Once I started I couldn't stop; one nick after another until I had no more tissue to slice into. I felt revitalized, almost as if I had been re-born. I spread out on the floor and begin to fall into unconsciousness. I wonder if I will ever wake up, or if my mother will find my bloodied corpse on the bathroom floor. My mother saw me crawling to the bathroom and asked no questions. Sometimes I wonder if she wants me to just get it over with so she won't have to deal with my issues anymore; who could blame her. I know there wouldn't be much fuss if I was to overdose. At least I would get to experience some kind of bliss before I die. I finally felt entirely at peace and pass out accepting my inevitable demise.
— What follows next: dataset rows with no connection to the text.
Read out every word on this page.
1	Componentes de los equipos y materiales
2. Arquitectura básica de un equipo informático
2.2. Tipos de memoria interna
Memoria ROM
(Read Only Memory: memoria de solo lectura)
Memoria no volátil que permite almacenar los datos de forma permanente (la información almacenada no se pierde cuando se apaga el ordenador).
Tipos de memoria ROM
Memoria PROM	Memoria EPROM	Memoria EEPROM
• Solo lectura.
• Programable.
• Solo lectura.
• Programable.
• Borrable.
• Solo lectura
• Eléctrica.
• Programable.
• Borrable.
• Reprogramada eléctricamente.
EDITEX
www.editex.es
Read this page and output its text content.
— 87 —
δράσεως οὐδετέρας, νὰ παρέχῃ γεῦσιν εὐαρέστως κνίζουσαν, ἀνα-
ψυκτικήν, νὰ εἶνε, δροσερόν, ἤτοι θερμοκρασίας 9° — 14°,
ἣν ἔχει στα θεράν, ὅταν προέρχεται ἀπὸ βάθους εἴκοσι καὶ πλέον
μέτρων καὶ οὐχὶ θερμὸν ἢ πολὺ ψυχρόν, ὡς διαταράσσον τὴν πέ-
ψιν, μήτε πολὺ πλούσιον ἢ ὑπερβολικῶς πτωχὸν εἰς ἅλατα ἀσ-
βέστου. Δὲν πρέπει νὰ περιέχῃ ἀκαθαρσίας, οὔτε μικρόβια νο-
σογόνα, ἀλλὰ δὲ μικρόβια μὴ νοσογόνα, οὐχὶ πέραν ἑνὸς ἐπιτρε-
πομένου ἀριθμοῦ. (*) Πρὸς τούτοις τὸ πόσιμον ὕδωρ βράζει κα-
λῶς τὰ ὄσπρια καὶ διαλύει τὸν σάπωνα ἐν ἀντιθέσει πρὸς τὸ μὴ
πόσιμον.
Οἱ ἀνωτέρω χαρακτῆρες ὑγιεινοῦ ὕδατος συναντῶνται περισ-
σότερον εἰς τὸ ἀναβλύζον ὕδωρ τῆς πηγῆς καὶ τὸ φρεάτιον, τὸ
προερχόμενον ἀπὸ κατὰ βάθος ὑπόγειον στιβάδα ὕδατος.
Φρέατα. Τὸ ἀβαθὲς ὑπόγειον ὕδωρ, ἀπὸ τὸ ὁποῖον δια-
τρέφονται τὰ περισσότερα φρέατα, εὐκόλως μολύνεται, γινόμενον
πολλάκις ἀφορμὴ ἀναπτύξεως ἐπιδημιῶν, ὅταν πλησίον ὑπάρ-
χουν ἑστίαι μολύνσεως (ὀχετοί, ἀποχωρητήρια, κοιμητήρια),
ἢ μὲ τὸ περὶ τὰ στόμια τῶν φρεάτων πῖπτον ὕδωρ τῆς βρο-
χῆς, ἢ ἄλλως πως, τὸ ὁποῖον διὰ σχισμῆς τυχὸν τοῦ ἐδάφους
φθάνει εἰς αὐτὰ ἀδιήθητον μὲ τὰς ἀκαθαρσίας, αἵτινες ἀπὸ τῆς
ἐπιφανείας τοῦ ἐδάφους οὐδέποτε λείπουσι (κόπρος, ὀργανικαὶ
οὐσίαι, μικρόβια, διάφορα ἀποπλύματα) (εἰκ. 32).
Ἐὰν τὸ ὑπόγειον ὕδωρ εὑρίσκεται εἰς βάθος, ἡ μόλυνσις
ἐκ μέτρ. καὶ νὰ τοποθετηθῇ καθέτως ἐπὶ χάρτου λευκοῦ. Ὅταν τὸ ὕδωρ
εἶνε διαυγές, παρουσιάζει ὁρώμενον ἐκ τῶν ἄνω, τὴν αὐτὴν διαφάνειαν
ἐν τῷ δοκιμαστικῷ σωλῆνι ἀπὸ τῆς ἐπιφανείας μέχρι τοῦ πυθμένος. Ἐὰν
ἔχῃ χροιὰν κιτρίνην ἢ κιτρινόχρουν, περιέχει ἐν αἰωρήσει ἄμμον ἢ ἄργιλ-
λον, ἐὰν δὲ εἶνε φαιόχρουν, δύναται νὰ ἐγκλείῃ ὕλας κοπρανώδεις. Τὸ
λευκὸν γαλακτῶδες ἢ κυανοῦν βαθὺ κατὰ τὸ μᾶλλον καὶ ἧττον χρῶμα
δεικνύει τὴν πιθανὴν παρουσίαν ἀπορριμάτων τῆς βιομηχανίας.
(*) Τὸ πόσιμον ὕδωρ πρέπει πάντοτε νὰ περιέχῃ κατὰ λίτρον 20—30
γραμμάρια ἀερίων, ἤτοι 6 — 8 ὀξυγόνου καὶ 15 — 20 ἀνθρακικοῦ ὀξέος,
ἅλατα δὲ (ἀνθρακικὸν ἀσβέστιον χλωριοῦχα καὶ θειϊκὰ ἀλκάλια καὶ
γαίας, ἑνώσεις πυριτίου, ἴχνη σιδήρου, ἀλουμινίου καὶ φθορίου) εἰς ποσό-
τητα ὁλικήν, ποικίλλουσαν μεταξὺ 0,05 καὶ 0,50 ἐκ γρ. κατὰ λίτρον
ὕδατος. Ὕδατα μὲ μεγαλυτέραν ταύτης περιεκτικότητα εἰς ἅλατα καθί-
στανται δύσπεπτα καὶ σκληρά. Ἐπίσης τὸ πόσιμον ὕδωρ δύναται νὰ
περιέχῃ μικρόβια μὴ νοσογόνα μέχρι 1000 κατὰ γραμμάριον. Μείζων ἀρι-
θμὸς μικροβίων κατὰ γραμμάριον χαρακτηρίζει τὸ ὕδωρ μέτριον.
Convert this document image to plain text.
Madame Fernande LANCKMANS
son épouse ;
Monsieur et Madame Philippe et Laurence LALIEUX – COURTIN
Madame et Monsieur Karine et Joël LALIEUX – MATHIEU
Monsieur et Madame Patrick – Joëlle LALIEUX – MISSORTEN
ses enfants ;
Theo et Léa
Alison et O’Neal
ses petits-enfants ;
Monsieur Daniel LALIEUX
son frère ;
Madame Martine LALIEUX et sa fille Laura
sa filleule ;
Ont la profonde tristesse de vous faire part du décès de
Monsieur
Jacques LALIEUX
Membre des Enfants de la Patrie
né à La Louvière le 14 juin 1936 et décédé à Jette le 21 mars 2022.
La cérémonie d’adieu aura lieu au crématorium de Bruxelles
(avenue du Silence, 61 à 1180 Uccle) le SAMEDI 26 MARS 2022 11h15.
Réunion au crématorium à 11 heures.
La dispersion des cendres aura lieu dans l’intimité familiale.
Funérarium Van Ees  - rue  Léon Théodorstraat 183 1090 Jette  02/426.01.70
To my surprise, I awoke the next day in an immense amount of pain. Without the painkillers the wounds were just sheer agony. I gazed down at my naked deformed body and was mortified to see the inflamed abrasions. I ran some soapy warm bath water and slowly inched myself in; the pain was almost unbearable as I cleansed my wounds. I had to cover my shame for weeks with layers of clothing in the scorching Florida heat. I never spoke to anyone about that night. Over the years the scars faded; now you probably wouldn't even notice. Yet, I never forgot a single detail of that night, perhaps because of the absolute raw emotions that I experienced that lonesome night.